Institutional architecture for innovation in healthcare: talent, networks and translation as drivers of change

Institutional architecture for innovation in healthcare

Article by Natalia de la Figuera – Co-founder and COO of GENESIS Biomed

• Innovation in healthcare does not arise solely from good ideas, but from an institutional architecture capable of attracting talent, coordinating capabilities and accelerating translation

• In Spain, two types of instruments have been particularly decisive: talent recruitment programmes, such as ICREA and Ikerbasque, and platforms/networks for dynamisation and innovation, such as ITEMAS and CIBER.

• ICREA and Ikerbasque have demonstrated that the selective and stable recruitment of excellent researchers generates high-impact publications, competitive European projects, team building and spin-offs.

• ITEMAS has professionalised hospital innovation and strengthened hospitals’ capacity to bring results to the market and the healthcare system.

• CIBER has consolidated a national cooperative model that connects basic, clinical and technological research around specific biomedical challenges, promoting translational research.

Healthcare innovation requires more than just one-off funding or brilliant researchers working in isolation. It requires an institutional architecture: a set of instruments, rules and organisations that make it possible to attract talent, connect disciplines, share risks and transform knowledge into clinical, technological and business solutions. When such an architecture exists, innovation ceases to depend on individual efforts and becomes a structural capacity of the system.
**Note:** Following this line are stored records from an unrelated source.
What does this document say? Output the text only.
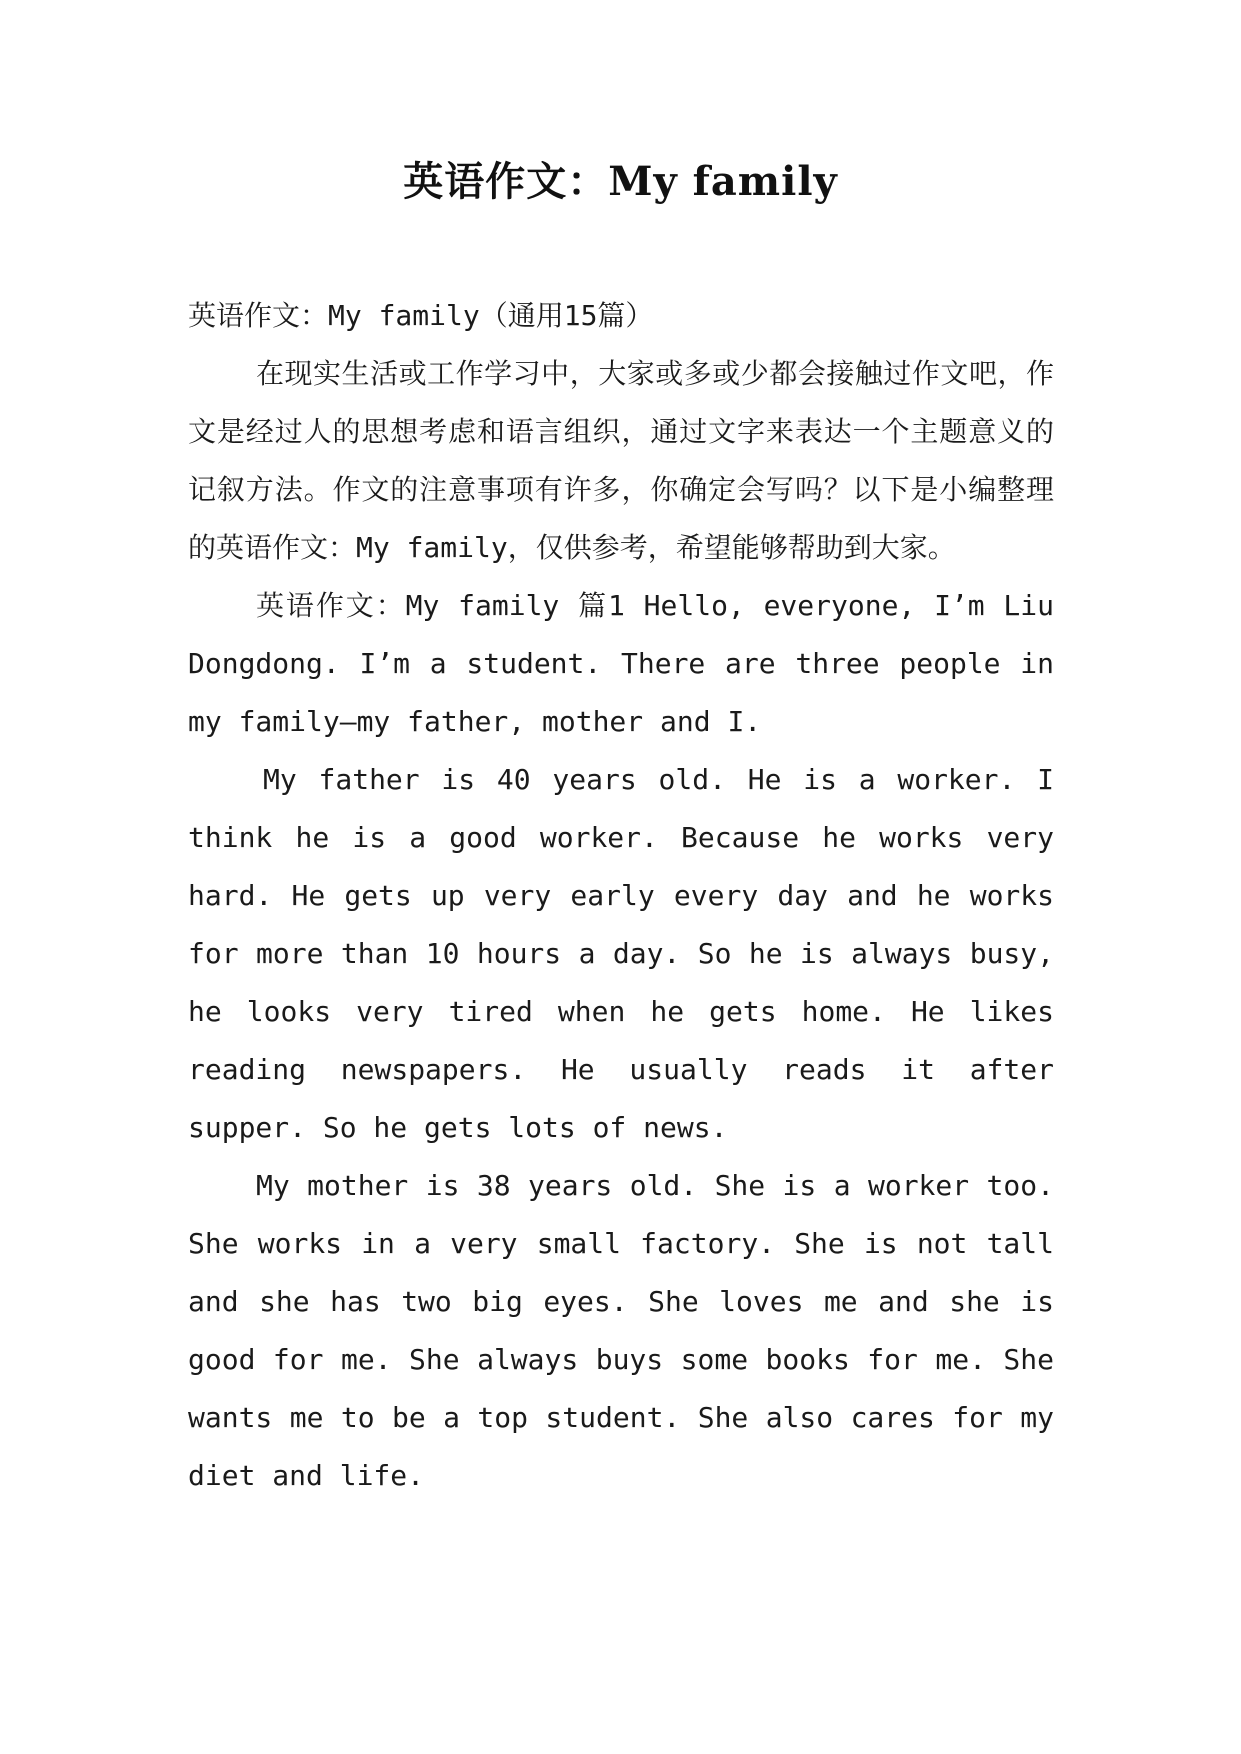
英语作文：My family

英语作文：My family（通用15篇）

在现实生活或工作学习中，大家或多或少都会接触过作文吧，作文是经过人的思想考虑和语言组织，通过文字来表达一个主题意义的记叙方法。作文的注意事项有许多，你确定会写吗？以下是小编整理的英语作文：My family，仅供参考，希望能够帮助到大家。

英语作文：My family 篇1 Hello, everyone, I’m Liu Dongdong. I’m a student. There are three people in my family—my father, mother and I.

My father is 40 years old. He is a worker. I think he is a good worker. Because he works very hard. He gets up very early every day and he works for more than 10 hours a day. So he is always busy, he looks very tired when he gets home. He likes reading newspapers. He usually reads it after supper. So he gets lots of news.

My mother is 38 years old. She is a worker too. She works in a very small factory. She is not tall and she has two big eyes. She loves me and she is good for me. She always buys some books for me. She wants me to be a top student. She also cares for my diet and life.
And when it is lacking, even environments with excellent science tend to miss out on opportunities for transfer, scaling and impact.

In the Spanish case, two instruments have proved particularly relevant in underpinning this architecture. The first are talent recruitment tools, exemplified by ICREA in Catalonia and Ikerbasque in the Basque Country. The second are the platforms and networks for dynamisation and innovation, notably ITEMAS and CIBER, both linked to the Carlos III Health Institute. Together, these mechanisms have helped resolve two classic bottlenecks in the system: the difficulty in attracting and retaining international excellence, and the difficulty in translating health research into applied innovation.

ICREA, established by the Government of Catalonia in 2001, offers permanent positions to attract top-tier researchers and place them in Catalan universities and research centres. By 2024, it had 299 research professors, and its annual output exceeded 2,000 publications, with around a third of its work ranking among the top 10% most cited. Furthermore, ICREA presents itself as a global community strongly oriented towards excellence, and its 2024 annual report highlights its researchers’ ability to attract competitive funding, open up new scientific avenues and bring technologies to market. This combination of stability, high standards and scientific freedom explains why environments with ICREA researchers consistently rank among the most competitive in European calls for proposals, particularly those of the ERC.

The case of Ikerbasque is equally illustrative. The foundation, promoted by the Basque Government, according to its 2025 data, had a community of 417 professionals, secured over 49 million euros in research funding and had 1,346 externally funded projects, including five new ERC projects. Furthermore, groups led by Ikerbasque staff employed 1,685 professionals and were involved in 48 spin-offs. These figures are significant because they show that talent policy not only improves academic indicators; it also boosts scientific employment, economic returns and entrepreneurial capacity.

Whilst ICREA and Ikerbasque strengthen the talent pillar, ITEMAS acts on the pillar of boosting hospital innovation. ITEMAS was established on the initiative of the ISCIII in 2010 as an innovation network in medical and healthcare technologies, and since 2014 has operated as a platform with a clear focus on transfer to the productive sector. Its current mission is to boost the industrial capabilities generated within the National Health System and to facilitate the effective transfer of research results. Beyond the formal definition, its value has lain in creating a network of managers and units supporting innovation in hospitals, professionalising processes that were previously fragmented. It is no coincidence that the platform itself highlights how ITEMAS has enabled clinical ideas to be channelled towards practical application and generated social and economic returns.

For its part, CIBER, established in 2006 under the auspices of the ISCIII, represents the country’s major cooperative network for biomedical research. CIBER’s significance lies in its creation of a stable space for collaboration, segmenting different areas of interest among basic, clinical and technological groups—something essential for translation. Its own strategic plan specifically highlights this capacity to “build bridges” and facilitate coordinated work between different profiles and stages of development which, outside such a network, rarely interact with the same intensity.

The experience of ICREA, Ikerbasque, ITEMAS and CIBER demonstrates that innovation in healthcare is not accelerated solely by more resources, but by better institutional instruments. Talent programmes create critical mass, prestige and return; innovation platforms and networks convert that scientific capital into collaboration, transfer and clinical application. In this sense, they have marked a turning point in the Spanish ecosystem: they have raised standards of excellence, made hospitals more receptive to innovation and fostered a results-oriented culture of cooperation. Maintaining and strengthening these kinds of tools is not optional; it is a necessary condition for innovation in healthcare to cease being sporadic and become a structural advantage of the system.